Par Frédéric Mas.
Dans son livre de psychologie morale Tribus morales. L’émotion, la raison et tout ce qui nous sépare, Joshua Greene relate une expérience faite par un magazine américain.
Celui-ci avait demandé à une partie de ses lecteurs : « Si quelqu’un vous intentait un procès dont vous sortiez blanchi, cette personne devrait-elle payer les frais d’avocat ? ».
85 % des personnes avaient répondu positivement. À une autre fraction de ses lecteurs, le magazine avait posé la question suivante : « Si vous traîniez quelqu’un en justice et que vous perdiez le procès, devriez-vous payer ses frais d’avocat ? ». Pour 44 % d’entre eux, pas question.
Dans les deux cas, la perception de la réalité est déformée par l’intérêt personnel, le plus souvent de manière inconsciente, ce qui nous empêche d’être, dans le domaine de la morale, du droit ou de la politique, les juges impartiaux que nous prétendons parfois être.
Pour Joshua Greene, ce biais a pour origine nos conceptions de la morale, taillée évolutivement pour convenir à la coopération au sein des petits groupes, mais pas entre les groupes eux-mêmes : le tribalisme moral tend à biaiser nos jugements en faveur de notre propre groupe – quel que soit le groupe dans lequel nous nous insérons réellement.
Le tribalisme politique à l’honneur dans Tribus morales
Le tribalisme le plus exposé médiatiquement en ce moment reste le tribalisme politique : le biais partisan qui nous conduit à favoriser notre groupe au détriment de celui d’en face, à percevoir d’un œil favorable ce qui renforce nos convictions, et à ignorer ce qui peut les affaiblir n’est peut-être pas étranger à la défaite à la fois des Républicains et des socialistes aux législatives.
À entendre certains stratèges et analystes politiques en vue à la gauche de la gauche et à la droite de la droite, il fallait, soit mettre la barre totalement à gauche, soit totalement à droite pour gagner les suffrages. En remportant les primaires à gauche, Benoit Hamon personnifie cette stratégie de l’échec plaçant la barre à la gauche de la gauche, en se basant sur les opinions et les commentaires des militants les plus à gauche du Parti socialiste.

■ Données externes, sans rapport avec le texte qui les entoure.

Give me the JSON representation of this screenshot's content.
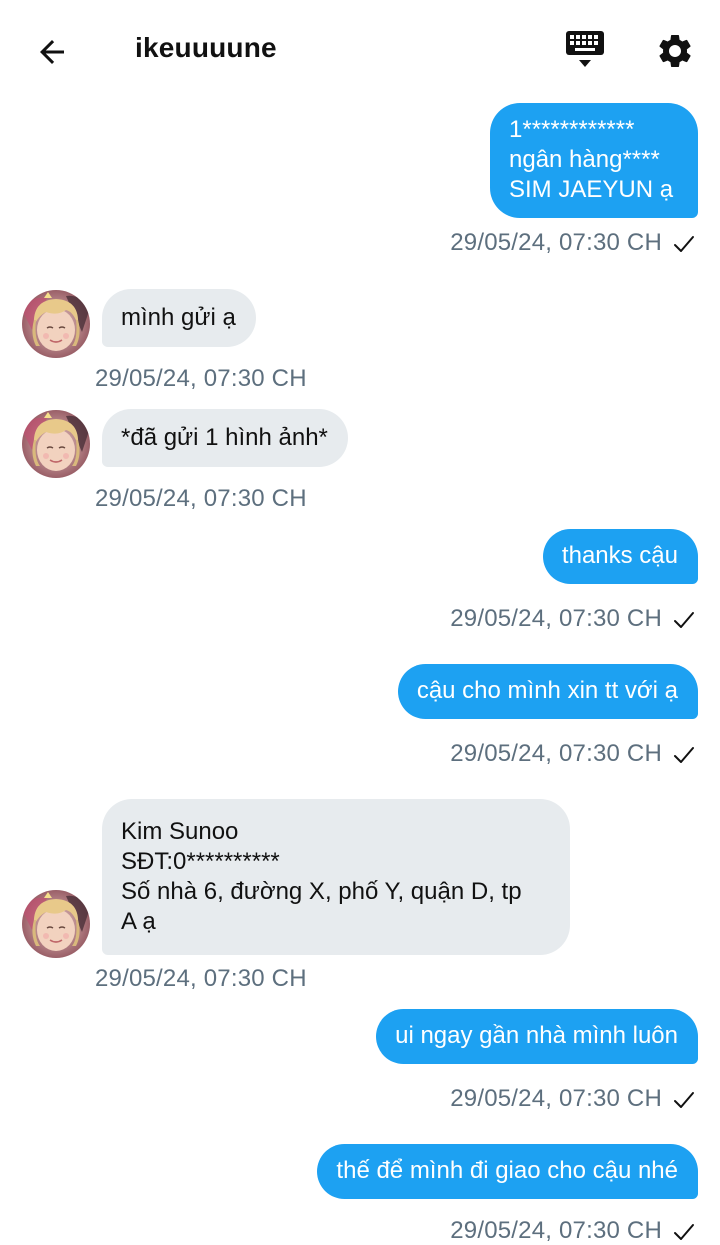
{
  "header": {
    "title": "ikeuuuune",
    "back_icon": "arrow-left-icon",
    "keyboard_icon": "keyboard-icon",
    "settings_icon": "gear-icon"
  },
  "colors": {
    "outgoing_bubble": "#1da1f2",
    "incoming_bubble": "#e7ebee",
    "timestamp": "#5d6f7e"
  },
  "messages": [
    {
      "direction": "out",
      "text": "1************\nngân hàng****\nSIM JAEYUN ạ",
      "time": "29/05/24, 07:30 CH",
      "read": true
    },
    {
      "direction": "in",
      "text": "mình gửi ạ",
      "time": "29/05/24, 07:30 CH"
    },
    {
      "direction": "in",
      "text": "*đã gửi 1 hình ảnh*",
      "time": "29/05/24, 07:30 CH"
    },
    {
      "direction": "out",
      "text": "thanks cậu",
      "time": "29/05/24, 07:30 CH",
      "read": true
    },
    {
      "direction": "out",
      "text": "cậu cho mình xin tt với ạ",
      "time": "29/05/24, 07:30 CH",
      "read": true
    },
    {
      "direction": "in",
      "text": "Kim Sunoo\nSĐT:0**********\nSố nhà 6, đường X, phố Y, quận D, tp\nA ạ",
      "time": "29/05/24, 07:30 CH"
    },
    {
      "direction": "out",
      "text": "ui ngay gần nhà mình luôn",
      "time": "29/05/24, 07:30 CH",
      "read": true
    },
    {
      "direction": "out",
      "text": "thế để mình đi giao cho cậu nhé",
      "time": "29/05/24, 07:30 CH",
      "read": true
    }
  ]
}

La polarisation politique n’a pas payé
À droite et (plus souvent) à l’extrême droite, certains analystes, dans le sillage de Patrick Buisson, ont eux aussi soutenu la nécessité de porter le combat sur les valeurs de sa frange la plus radicale (et la plus antilibérale), oubliant au passage deux données fondamentales : Les Républicains est un catch all party interclassiste traditionnel, qui assemble des intérêts et des valeurs très divers, et les tentatives de combler le fossé entre extrême droite et centre-droit se sont jusqu’à présent soldées par des échecs répétés (certains pourront avoir en tête les tentatives du MPF de M. Philippe de Villiers pour occuper ce terrain).
Résultat : Emmanuel Macron a gagné au centre, en fédérant l’aile droite du parti socialiste et l’aile gauche des Républicains. Plutôt que de repenser à nouveau frais les lignes de clivage idéologiques, les nouveaux rapports de force, et l’éternel dialectique entre passions et intérêts, certains, en guise d’analyse, ont préféré vendre aux partis et à leur clientèle ce qu’ils souhaitaient entendre plutôt que les analyses qui auraient pu les porter à la victoire.
En politique, l’extrême polarisation tribale des positions morales n’est pas toujours gagnante.